Interesting PowerPoint presentation by Carlos Somohano. Here's my favorite slide (a slightly modified version):
Brief History of Data Science
- 1974 – Peter Naur @UoC Datalogy & Data Science
- 2001 – William S. Cleveland @CSU Data Science: An Action Plan
- 2003 – Journal of Data Science
- 2009 – Jeff Hammerbacher @Facebook What does a Data Scientist Do?
- 2010 – Drew Conway @NYU The Data Science Venn Diagram
- 2010 – Mike Loukadis @O’Reilly “What is Data Science?”
- 2011 – DJ Patil @LinkedIn data scientist vs.data analyst
- 2013 - Vincent Granville @DSC “Horizontal vs. Vertical Data Scientist”
Read Powerpoint presentation.
Another interesting comment about data scientists:
In my case, as a data scientist, I generate leads for marketers.
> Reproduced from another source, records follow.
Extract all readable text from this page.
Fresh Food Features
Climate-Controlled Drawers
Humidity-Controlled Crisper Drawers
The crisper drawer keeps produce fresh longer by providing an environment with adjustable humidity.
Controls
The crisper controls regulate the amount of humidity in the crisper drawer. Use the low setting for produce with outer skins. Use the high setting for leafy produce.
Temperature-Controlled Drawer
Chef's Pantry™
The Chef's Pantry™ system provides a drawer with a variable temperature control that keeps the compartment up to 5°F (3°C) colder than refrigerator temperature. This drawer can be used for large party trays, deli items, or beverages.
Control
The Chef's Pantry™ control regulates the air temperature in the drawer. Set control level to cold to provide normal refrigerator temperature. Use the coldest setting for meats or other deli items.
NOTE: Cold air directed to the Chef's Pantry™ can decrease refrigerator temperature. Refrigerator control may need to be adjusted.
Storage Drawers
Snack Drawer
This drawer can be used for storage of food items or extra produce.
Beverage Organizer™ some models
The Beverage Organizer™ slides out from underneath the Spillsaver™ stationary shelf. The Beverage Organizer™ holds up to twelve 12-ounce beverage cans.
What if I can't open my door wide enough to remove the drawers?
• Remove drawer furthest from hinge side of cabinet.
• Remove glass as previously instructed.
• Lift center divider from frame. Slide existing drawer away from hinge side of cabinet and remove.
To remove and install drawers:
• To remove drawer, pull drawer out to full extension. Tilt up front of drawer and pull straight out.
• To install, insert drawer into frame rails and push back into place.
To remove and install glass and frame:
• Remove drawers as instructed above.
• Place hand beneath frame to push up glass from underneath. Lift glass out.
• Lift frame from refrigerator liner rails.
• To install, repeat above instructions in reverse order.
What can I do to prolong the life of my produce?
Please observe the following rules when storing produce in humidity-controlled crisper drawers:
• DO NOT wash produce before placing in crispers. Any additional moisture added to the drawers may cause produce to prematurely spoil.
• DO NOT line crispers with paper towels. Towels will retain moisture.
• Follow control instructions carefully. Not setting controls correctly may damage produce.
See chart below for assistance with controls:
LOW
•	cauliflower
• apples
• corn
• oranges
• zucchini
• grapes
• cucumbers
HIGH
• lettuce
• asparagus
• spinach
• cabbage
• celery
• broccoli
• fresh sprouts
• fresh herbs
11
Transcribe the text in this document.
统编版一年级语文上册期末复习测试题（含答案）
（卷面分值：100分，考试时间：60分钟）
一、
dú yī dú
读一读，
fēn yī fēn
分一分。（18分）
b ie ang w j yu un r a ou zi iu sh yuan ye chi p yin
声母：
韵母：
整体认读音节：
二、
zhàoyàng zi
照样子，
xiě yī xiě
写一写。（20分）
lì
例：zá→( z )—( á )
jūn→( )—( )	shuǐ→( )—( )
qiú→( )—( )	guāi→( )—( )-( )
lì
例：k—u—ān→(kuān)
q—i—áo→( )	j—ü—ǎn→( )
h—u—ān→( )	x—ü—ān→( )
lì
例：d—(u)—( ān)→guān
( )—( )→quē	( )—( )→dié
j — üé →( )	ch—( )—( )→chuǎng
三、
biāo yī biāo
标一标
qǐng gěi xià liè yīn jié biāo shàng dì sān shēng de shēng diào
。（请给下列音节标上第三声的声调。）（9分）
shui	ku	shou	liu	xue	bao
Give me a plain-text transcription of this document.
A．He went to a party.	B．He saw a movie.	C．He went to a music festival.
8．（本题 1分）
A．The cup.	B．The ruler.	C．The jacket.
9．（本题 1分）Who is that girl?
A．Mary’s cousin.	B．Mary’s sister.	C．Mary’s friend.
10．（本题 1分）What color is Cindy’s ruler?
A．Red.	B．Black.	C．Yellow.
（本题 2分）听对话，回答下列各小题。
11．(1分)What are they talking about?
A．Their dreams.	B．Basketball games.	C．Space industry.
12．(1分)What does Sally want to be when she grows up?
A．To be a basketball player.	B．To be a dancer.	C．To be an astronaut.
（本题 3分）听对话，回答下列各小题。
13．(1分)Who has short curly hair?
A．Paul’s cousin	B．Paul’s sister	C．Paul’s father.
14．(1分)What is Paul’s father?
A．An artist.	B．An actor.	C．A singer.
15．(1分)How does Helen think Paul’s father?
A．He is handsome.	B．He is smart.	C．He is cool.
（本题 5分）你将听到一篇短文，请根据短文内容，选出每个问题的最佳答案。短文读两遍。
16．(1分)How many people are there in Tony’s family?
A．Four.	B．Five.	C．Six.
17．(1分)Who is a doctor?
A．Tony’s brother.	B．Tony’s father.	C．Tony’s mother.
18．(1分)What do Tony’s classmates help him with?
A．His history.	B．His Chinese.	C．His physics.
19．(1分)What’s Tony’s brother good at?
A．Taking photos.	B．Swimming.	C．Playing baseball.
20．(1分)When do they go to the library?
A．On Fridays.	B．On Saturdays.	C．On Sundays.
A good quality lead is worth $40. The costs associated with producing one lead is $10. It requires data science to efficiently generate a large number of highly relevant leads, purchasing the right traffic, organic growth optimization etc. If I can't generate at least 10,000 leads a year, nobody will buy due to low volume. If my leads don't convert in actual revenue and produce ROI for the client, nobody will buy.
Also, thanks to data science, I can sell leads for a lower price than competitors - much less than $40. For instance our newsletter open rate went from 8% to 24%, significantly boosting revenue and lowering costs. We also reduced churn to a point where we actually grow, all of this thanks to data science. Among the techniques used: improving user, client and content segmentation; outsourcing and efficiently recruiting abroad; automation (we have zero employee); multiple vendor testing in parallel (A/B testing); competitive intelligence; true computational marketing; optimizing delivery rate from an engineering point of view; eliminating inactive members; detecting and killing spammers; and optimizing an extremely diversified mix of newsletter metrics (keywords in subject line, HTML code, content blend, ratio of commercial vs. organic content, keyword variance to avoid burn out, first sentence in each message, levers associated with re-tweets, word-of-mouth and going viral, etc.) to increase total clicks, leads and conversions delivered to clients. Also, we need to predict sales and revenues - another data science exercise.